MEHMET ŞANDIR (Devamla) - Sabaha kadar çalışalım saat koyun. Ama yani bu angarya. Kabala derler Anadolu'da, kabala; şu işi bitir de git. Siz de bize diyorsunuz ki, şu sıra sayılı kanunu bitirinceye kadar çalışacaksınız. Ya bu, Meclise hakaret ya bu. Gözünüzü severim, böyle bir şey yok. Siz bize deyin ki, gelin şu kırk tane uluslararası sözleşmeyi çıkartalım. Çıkartalım; geçmişte örneğini koyduk bunun.

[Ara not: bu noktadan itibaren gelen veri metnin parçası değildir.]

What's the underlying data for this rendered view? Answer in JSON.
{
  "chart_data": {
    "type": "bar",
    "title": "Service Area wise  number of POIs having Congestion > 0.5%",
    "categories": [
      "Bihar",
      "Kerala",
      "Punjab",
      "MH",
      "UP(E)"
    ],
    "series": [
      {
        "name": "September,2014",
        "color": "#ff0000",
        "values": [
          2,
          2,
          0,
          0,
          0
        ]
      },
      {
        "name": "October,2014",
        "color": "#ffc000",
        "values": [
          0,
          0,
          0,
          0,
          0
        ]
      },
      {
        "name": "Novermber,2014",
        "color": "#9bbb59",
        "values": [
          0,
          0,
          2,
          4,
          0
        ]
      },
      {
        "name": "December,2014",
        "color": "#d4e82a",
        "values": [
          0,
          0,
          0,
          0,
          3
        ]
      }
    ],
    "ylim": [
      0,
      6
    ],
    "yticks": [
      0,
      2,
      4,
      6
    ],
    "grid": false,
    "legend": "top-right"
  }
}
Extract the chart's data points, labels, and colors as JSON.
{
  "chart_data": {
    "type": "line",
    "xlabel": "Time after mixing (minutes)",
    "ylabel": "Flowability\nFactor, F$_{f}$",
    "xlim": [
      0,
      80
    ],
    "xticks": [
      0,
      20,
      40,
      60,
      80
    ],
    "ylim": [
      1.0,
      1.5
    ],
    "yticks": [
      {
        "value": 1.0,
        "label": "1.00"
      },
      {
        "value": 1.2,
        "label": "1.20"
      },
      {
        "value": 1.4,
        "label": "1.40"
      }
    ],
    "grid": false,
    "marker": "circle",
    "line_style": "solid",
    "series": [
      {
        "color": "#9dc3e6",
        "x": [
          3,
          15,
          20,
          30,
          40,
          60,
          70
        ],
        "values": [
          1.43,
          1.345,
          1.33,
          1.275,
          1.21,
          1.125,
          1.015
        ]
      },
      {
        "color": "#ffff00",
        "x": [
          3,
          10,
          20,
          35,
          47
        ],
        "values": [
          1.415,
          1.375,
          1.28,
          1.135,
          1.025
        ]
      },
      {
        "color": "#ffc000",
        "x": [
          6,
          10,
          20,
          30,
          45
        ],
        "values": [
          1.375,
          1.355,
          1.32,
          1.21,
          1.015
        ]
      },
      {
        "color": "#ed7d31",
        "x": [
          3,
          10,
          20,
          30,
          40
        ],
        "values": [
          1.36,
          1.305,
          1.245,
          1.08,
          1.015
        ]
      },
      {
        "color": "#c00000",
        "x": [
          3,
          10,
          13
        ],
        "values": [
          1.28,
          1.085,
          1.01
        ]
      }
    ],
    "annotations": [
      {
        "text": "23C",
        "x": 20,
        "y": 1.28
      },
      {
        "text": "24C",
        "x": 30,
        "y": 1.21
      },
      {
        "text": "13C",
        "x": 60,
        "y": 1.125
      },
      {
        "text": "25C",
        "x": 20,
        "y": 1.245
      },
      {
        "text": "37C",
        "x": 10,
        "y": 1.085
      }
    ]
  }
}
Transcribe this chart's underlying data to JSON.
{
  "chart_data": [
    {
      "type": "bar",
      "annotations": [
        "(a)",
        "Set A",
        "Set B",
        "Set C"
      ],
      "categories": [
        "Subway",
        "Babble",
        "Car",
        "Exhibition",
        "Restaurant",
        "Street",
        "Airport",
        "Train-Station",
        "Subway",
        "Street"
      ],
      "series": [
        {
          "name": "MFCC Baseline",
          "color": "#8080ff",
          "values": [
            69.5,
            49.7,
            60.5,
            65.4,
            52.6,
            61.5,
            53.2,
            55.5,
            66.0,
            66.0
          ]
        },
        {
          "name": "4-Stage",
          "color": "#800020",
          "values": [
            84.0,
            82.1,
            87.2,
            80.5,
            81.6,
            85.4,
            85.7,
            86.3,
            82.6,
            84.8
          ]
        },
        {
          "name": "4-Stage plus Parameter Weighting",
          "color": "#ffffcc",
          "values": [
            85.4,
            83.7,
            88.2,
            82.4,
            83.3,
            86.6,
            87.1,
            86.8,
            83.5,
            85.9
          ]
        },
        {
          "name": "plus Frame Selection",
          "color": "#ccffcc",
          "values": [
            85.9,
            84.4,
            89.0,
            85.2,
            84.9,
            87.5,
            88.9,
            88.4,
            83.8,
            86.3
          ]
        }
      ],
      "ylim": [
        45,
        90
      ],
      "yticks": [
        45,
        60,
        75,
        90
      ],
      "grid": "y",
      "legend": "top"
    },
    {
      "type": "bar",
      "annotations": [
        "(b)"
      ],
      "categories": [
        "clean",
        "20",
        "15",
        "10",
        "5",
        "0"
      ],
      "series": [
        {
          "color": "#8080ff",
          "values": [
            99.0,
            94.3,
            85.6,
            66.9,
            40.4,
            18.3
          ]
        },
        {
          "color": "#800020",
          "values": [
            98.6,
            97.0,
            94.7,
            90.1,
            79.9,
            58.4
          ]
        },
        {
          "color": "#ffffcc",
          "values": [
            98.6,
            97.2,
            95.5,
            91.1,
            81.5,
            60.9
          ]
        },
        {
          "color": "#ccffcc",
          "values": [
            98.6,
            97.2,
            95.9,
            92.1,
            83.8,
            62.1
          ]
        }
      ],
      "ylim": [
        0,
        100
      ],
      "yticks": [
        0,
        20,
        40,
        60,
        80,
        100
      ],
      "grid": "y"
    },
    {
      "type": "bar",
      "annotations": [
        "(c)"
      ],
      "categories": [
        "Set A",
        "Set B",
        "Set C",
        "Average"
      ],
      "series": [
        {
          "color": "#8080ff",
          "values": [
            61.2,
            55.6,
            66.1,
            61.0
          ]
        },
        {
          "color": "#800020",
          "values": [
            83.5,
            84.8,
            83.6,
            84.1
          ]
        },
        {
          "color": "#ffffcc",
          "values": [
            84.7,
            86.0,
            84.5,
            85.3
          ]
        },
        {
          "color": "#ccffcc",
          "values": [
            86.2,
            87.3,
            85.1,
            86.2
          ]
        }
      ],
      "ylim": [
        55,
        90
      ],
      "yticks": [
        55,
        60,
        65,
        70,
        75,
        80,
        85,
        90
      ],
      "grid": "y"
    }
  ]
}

NURETTİN CANİKLİ (Giresun) - Bir günde bir tane çıkarabiliyoruz.
MEHMET ŞANDIR (Devamla) - Ama gözünüzü seveyim, yani böyle kavga yaparak?
(Mikrofon otomatik cihaz tarafından kapatıldı)
MEHMET ŞANDIR (Devamla) - Bizimle paylaştığınız, birlikte imza attığımız şeyleri bize sormadan değiştirerek gündem belirlemeye kalkarsanız olmaz. Yolun başındayız. Bu usul usul değil. Bundan vazgeçiniz değerli arkadaşlar.